AUGUST 2012: This year, Bharti Airtel launched a ‘4G’ service in Kolkata and Bengaluru, making India one of the first nations to adopt the newest baby in the wireless world. 4G or IMT-Advanced is the fourth generation in telecommunications, characterised by reliable lightning-speed broadband wireless access (BWA)—a dream come true for not just the young and raging population but also businesses, media agencies, governments and many more stakeholders. It is hoped that 4G will catalyse national development, as it means wireless communications to the nooks and corners, even across rugged terrains and the poorest of villages.

With the launch of Bharti Airtel’s service, umpteen questions have arisen in the minds of consumers across the country—what really is 4G, what sets it apart as a new generation, is Bharti Airtel’s service (based on the TDD-LTE standard) really 4G, what are the competing 4G standards, how is 4G doing worldwide, what are the pros and cons of this generation, and what is next in the pecking order? Here we try to answer these questions.

The fourth generation has just begun
Some service providers in countries like South Korea and Scandinavia started terming their service as 4G as early as 2006. Others started doing so in the US a few years later. Humbug and marketing tricks!

Customers get hands-on experience with Verizon Wireless flexible digital showcase of 4G
Customers get hands-on experience with Verizon Wireless flexible digital showcase of 4G
With the availability of chipsets that support both 3G and 4G technologies, the market is beginning to see 4G LTE smartphones (Image courtesy: www.digitaltrends.com)
With the availability of chipsets that support both 3G and 4G technologies, the market is beginning to see 4G LTE smartphones (Image courtesy: www.digitaltrends.com)

4G is a very nascent technology and there are very few deployments worldwide that qualify as 4G today—even by a very liberal definition. If we keep to the true definition of IMT-Advanced, 4G is not even here yet.

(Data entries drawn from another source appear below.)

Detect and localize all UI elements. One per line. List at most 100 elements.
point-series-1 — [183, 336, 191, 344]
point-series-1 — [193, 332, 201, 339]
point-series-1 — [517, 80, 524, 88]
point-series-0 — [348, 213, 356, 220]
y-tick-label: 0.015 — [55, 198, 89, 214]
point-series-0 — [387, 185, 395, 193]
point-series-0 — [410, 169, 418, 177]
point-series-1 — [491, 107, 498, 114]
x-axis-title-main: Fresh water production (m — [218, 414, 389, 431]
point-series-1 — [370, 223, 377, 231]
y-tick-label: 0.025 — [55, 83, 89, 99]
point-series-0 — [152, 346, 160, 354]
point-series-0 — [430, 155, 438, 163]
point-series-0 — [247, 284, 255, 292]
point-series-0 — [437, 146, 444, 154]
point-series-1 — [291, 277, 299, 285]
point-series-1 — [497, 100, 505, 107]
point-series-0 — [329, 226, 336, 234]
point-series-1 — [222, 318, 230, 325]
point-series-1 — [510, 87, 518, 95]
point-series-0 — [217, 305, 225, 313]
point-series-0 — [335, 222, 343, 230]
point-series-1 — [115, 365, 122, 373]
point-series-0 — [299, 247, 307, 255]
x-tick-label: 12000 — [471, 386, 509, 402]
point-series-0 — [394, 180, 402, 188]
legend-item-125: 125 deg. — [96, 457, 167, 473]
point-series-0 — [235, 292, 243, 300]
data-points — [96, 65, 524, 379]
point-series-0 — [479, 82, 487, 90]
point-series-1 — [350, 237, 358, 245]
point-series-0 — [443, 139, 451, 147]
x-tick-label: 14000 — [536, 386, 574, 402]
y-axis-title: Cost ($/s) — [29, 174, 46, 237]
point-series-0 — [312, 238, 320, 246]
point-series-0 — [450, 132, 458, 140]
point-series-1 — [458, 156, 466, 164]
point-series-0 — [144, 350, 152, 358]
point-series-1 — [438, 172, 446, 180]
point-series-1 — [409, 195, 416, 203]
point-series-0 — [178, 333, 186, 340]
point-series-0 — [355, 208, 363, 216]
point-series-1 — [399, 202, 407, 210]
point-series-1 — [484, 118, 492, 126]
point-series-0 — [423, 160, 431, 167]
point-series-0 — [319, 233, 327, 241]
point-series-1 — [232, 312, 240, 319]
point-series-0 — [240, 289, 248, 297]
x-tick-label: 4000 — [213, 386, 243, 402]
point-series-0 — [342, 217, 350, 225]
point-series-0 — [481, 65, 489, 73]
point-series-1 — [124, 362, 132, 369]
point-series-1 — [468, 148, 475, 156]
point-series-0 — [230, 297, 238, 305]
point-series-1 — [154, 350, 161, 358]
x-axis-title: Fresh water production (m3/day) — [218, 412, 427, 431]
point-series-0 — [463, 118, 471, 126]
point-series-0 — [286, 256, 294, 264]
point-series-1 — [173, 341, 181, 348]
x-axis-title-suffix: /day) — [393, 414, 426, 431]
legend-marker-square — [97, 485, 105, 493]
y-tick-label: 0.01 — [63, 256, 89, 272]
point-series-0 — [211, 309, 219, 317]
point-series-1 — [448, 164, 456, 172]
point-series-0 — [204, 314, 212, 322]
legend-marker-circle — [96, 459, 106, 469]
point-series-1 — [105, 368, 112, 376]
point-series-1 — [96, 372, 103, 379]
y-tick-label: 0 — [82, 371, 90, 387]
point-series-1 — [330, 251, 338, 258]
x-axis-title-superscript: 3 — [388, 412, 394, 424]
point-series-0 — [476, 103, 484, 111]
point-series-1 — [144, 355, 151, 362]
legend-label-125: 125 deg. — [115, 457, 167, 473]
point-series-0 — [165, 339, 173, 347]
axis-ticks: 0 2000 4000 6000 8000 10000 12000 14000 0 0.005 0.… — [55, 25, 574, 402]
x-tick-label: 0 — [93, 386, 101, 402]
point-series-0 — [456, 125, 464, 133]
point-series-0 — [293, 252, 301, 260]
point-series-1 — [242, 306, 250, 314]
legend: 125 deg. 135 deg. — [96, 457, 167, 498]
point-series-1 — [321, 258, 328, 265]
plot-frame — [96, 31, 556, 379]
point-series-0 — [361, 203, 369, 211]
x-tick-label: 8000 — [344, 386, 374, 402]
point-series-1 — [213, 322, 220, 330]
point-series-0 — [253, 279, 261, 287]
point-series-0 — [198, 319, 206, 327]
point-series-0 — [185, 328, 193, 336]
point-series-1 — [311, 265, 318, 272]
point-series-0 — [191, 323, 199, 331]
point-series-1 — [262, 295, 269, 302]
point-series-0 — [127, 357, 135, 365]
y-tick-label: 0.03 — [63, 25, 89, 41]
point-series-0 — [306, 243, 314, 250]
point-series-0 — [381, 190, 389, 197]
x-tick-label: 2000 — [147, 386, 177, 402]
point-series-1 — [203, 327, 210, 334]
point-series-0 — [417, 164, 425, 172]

“In the mid 2000s, as 3G systems were being deployed, there was the initial definition of 4G as providing 100Mbps bandwidth. Subsequent to 2006, many systems which exceeded 40-50 Mbps started using ‘4G’ as a marketing ploy for their networks and some providers called their advanced 3G networks as ‘4G Lite’ with ‘Lite’ written in small print. This included WiMAX and HSPA+ systems. There were even legal litigations in the US courts by operators against each other for false advertising. It is interesting to note that the early versions of Long Term Evolution (LTE) were being dubbed as 3.99G in published literature. ITU finally provided a more definitive definition of 4G,” explains Dr Suresh Borkar, a member of faculty at the Illinois Institute of Technology, Chicago. Dr Borkar has wide consulting experience in commercial and public safety systems, telecom strategy formulation, spectrum and regulatory policies, and dynamic spectrum management.

In addition to general specifications on inter-working, handovers and quality of service, the key attributes defined by the ITU included an all-IP packet core and (downlink) bandwidth of 100 Mbps for mobile applications and 1 Gbps for nomadic and quasi-stationary applications. Taking into account the estimates and techniques like carrier aggregation and wider spectrum, there is now a general consensus in the telecommunications community that 3GPP’s LTE-Advanced (Release 10) and WiMAX 2.0 (IEEE 802.16m) can be classified as 4G systems.

LTE vs WiMax—A no-brainer!
The third generation of mobile communications is characterised mainly by HSPA+ and EV-DO. Similarly, two technologies qualify—technically—to be called as 4G. These are 3GPP’s LTE-Advanced and IEEE’s 802.16m (WiMAX 2.0). However, the race seems to be a no-brainer. With WiMAX 2.0 failing to take off, it looks like LTE is going to dominate the 4G world.

“WiMAX 802.16m has not been commercially successful. Hence deployment of 4G will be based on LTE-Advanced technology. These implementations are in a nascent stage worldwide. Large-scale deployment of 4G will take place only next year,” says Dr Abhay Karandikar, professor and head-Department of Electrical Engineering, IIT Bombay. IIT Bombay has made several contributions to IEEE 802.16m 4G standards, including bandwidth reservations, quality of service (QoS), relay, etc.

Experts agree that LTE-Advanced (LTE Releases 10 and 11) is the main technology on the 4G horizon. It is being standardised to use up to 100MHz channel bandwidth to achieve up to 1Gbps downlink throughput.

“In our opinion, it is okay to consider LTE (Releases 8 and 9) also to be 4G technology as it makes a radical breakthrough by adopting multi-carrier orthogonal frequency-division multiplexing (OFDM) technology. LTE has retained some level of backward compatibility to benefit from the UMTS experience and coexist with UMTS,” says Harpinder S. Matharu, senior product marketing manager-Communications Division, Xilinx.